Relief for Stony Plain Road Businesses “Moving Slow As Cold Molasses”

Construction of the Valley Line West LRT continues to be behind schedule, causing frustration for business owners
West-facing view of Stony Plain Road construction

Business owner Marian Switzer looks out of the window of her 149th Street storefront and sees the same concrete barriers, heavy duty equipment and people in hi-vis vests that have been a fixture on Stony Plain Road for years.

Switzer, who owns The Gilded Rabbit art store, is one of many businesses owners along Stony Plain Road who is frustrated with enduring long-term construction in the borough as the City builds its Valley Line West LRT expansion.

Initially, Switzer said was told the entire project would last just a few years, but complications, including setbacks associated with COVID-19, delayed that timeline. In her most recent meeting with Marigold Infrastructure Partners — the firm contracted to complete the Valley Line West — Switzer says she was told the timeline has ballooned into the late 2020s.

I reached out to Marigold to ask about current timelines for the project, and efforts to offset the project’s impact on local business, but I did not receive comment by press time. However, according to the most recent progress report that’s been made publicly available — as of the end of 2023, “construction progress” on the Valley Line West was at 14.7 per cent.

“We’re already now two years behind the schedule they came out with initially,” Switzer said. “The side of the street they’re still working on was supposed to be finished, our side of the road was supposed to be finished and they should be laying LRT tracks by now.”

Construction on Stony Plain Road, west of 149 Street

Switzer said in her most recent correspondence with Marigold, she was told the project is now predicted to last until 2027, with testing of the LRT bleeding into 2028.

“It’s still quite a lot of time to go,” she said.

That’s led to a lot of hardship for businesses in the area. While other parts of the city continue to recover from COVID-19 inflicted lulls in businesses, many along Stony Plain Road have gone from one slowdown to another without much of a break.

“There’s been less foot traffic,” Switzer said. “We hear from customers that it’s so hard to get in here and that if they hadn’t really needed something specific, they wouldn’t have made the effort to come.”
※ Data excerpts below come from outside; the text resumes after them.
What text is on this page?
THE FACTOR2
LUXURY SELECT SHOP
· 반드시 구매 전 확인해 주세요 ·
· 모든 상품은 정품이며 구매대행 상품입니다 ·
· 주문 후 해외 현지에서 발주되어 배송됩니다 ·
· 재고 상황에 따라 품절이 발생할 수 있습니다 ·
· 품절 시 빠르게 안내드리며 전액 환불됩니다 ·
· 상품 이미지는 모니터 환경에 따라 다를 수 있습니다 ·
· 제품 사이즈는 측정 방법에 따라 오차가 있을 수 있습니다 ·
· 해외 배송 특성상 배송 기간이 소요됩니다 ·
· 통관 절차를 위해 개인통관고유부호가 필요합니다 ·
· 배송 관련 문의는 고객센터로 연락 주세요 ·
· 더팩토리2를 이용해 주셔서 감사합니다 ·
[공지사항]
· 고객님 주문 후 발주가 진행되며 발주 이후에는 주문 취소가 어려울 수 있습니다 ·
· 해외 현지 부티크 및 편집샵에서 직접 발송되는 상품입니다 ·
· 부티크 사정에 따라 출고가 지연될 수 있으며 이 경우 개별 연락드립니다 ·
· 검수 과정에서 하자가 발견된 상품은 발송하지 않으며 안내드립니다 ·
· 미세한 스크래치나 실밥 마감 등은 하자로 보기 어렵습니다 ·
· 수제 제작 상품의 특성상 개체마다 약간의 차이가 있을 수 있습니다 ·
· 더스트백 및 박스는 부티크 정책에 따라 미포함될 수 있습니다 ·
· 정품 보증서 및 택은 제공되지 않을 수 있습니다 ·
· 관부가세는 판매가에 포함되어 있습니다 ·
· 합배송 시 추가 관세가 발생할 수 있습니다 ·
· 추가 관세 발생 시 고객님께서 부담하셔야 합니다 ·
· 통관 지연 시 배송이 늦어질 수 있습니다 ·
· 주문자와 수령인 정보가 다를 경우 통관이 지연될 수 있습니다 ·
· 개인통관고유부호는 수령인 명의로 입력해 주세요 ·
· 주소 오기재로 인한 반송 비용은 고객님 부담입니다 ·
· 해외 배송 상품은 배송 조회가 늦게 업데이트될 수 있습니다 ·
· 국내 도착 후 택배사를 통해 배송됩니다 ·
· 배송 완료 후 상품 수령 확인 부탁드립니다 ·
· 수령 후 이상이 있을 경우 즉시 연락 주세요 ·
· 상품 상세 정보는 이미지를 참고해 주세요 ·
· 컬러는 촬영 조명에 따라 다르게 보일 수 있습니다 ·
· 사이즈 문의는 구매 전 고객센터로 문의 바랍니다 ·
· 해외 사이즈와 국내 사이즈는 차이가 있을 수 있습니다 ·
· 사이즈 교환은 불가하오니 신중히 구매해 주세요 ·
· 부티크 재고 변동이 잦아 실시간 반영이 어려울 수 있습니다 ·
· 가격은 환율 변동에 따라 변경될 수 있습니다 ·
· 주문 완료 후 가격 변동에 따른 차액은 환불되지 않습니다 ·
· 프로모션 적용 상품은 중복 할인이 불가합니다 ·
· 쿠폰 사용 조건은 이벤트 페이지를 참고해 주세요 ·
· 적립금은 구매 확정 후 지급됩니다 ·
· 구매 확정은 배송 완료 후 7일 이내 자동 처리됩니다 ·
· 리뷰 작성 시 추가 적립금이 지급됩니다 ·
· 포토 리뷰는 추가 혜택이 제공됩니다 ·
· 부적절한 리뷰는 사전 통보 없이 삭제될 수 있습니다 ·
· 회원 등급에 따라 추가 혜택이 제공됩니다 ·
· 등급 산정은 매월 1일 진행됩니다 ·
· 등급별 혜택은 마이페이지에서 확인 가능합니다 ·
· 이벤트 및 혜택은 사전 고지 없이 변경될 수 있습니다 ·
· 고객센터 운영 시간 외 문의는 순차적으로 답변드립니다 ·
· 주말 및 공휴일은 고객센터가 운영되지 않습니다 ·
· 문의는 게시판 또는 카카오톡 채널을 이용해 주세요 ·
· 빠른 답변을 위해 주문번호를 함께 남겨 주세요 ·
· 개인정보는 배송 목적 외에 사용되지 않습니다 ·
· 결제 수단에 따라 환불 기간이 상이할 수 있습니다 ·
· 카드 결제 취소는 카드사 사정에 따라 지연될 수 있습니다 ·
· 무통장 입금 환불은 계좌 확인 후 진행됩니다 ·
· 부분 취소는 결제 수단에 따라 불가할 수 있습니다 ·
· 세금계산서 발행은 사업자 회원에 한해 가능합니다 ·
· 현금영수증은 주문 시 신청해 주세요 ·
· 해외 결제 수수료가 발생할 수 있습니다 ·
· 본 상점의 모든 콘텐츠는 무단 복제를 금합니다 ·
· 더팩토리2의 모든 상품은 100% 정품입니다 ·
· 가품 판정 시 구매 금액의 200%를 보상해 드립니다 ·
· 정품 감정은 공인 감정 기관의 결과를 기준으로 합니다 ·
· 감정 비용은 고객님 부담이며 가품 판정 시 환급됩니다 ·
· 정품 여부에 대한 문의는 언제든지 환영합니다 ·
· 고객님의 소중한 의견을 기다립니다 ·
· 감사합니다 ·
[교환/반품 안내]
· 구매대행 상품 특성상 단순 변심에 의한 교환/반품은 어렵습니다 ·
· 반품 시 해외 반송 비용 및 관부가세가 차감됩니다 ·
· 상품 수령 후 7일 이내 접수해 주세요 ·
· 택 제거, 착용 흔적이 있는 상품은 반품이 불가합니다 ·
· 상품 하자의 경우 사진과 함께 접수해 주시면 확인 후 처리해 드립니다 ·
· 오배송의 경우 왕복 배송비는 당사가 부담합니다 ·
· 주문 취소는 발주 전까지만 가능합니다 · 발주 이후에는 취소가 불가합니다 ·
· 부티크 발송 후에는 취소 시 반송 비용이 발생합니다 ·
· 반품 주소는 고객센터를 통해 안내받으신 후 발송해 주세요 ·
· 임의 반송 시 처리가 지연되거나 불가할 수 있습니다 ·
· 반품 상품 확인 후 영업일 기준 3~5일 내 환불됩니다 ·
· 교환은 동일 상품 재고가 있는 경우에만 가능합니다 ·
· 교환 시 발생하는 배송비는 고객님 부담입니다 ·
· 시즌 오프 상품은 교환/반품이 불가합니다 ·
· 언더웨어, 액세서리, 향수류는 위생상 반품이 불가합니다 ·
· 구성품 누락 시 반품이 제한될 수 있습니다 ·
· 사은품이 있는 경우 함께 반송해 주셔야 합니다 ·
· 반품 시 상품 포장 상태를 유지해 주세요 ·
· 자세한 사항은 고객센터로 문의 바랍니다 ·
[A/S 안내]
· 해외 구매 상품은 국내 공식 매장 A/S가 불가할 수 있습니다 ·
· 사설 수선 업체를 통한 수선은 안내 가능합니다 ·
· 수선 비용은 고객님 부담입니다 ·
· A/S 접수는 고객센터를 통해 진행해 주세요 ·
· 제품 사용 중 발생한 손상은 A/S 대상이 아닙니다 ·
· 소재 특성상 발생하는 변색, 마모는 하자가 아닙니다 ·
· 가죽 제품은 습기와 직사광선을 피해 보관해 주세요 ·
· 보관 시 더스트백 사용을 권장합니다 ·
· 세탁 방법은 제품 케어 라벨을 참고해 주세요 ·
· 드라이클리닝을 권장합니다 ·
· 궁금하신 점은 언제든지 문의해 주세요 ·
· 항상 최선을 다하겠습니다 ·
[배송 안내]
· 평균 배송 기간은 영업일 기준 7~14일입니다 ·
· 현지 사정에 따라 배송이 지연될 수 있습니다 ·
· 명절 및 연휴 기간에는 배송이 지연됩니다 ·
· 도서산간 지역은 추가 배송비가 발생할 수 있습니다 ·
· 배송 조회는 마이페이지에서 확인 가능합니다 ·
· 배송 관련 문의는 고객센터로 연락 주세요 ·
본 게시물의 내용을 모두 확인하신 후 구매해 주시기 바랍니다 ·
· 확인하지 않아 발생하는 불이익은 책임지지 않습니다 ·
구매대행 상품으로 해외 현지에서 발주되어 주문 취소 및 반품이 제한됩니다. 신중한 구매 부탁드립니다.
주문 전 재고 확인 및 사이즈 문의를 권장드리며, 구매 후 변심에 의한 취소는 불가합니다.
That slowdown is perhaps most acutely evident in the businesses who have gone under during the longer-than-expected project. Todd Janes, executive director of the Stony Plain Road Business Association, said that in the neighbourhood’s hub between 151st Street and 154th Street, 25 businesses have closed.

“If you look at what was our core … there were about 42 businesses. Now we have 17,” he said.

Despite those hardships, Janes said many in the area remain hopeful about what the finished project will bring to the area — higher residential density, greater access to the district via the Valley Line West transit line and, hopefully, a reinvigorated retail centre — but remain frustrated with the way the project has been handled thus far.

“I think any type of trust in this project has eroded,” Janes said. “We went in with a really good attitude, knowing there were going to be rough times … but when no deadlines were met and communication wasn’t great, I think we’re at a point where very few people trust what’s being said because they’ve been given wrong information [in the past] and that creates a difficult environment.”

While trust may be on shaky ground between Stony Plain Road merchants, the City and its contractors, there have been efforts by some on council to try to offset the financial impact the project’s sluggishness has caused. A motion to explore financial compensation via tax breaks for affected businesses, spearheaded by Coun. Andrew Knack, passed narrowly last October. This month, a report from the City outlining the implications of such a policy, mirroring the delays of the Valley West Line expansion, was deferred until late August.

“It’s moving slow as cold molasses trying to run up a hill,” Janes said.

Janes said there’s still a lot of hope and grit in the community, despite the challenges the construction has brought, adding that he’s proud of the area’s resilience.

“With the construction, it’s going to be great when it’s finished, but it’s weathering through it. It can grind you down,” he said. “Is there hope? Absolutely. Is it painful? Absolutely. What can readers do? They’re doing it. Keep patronizing businesses.”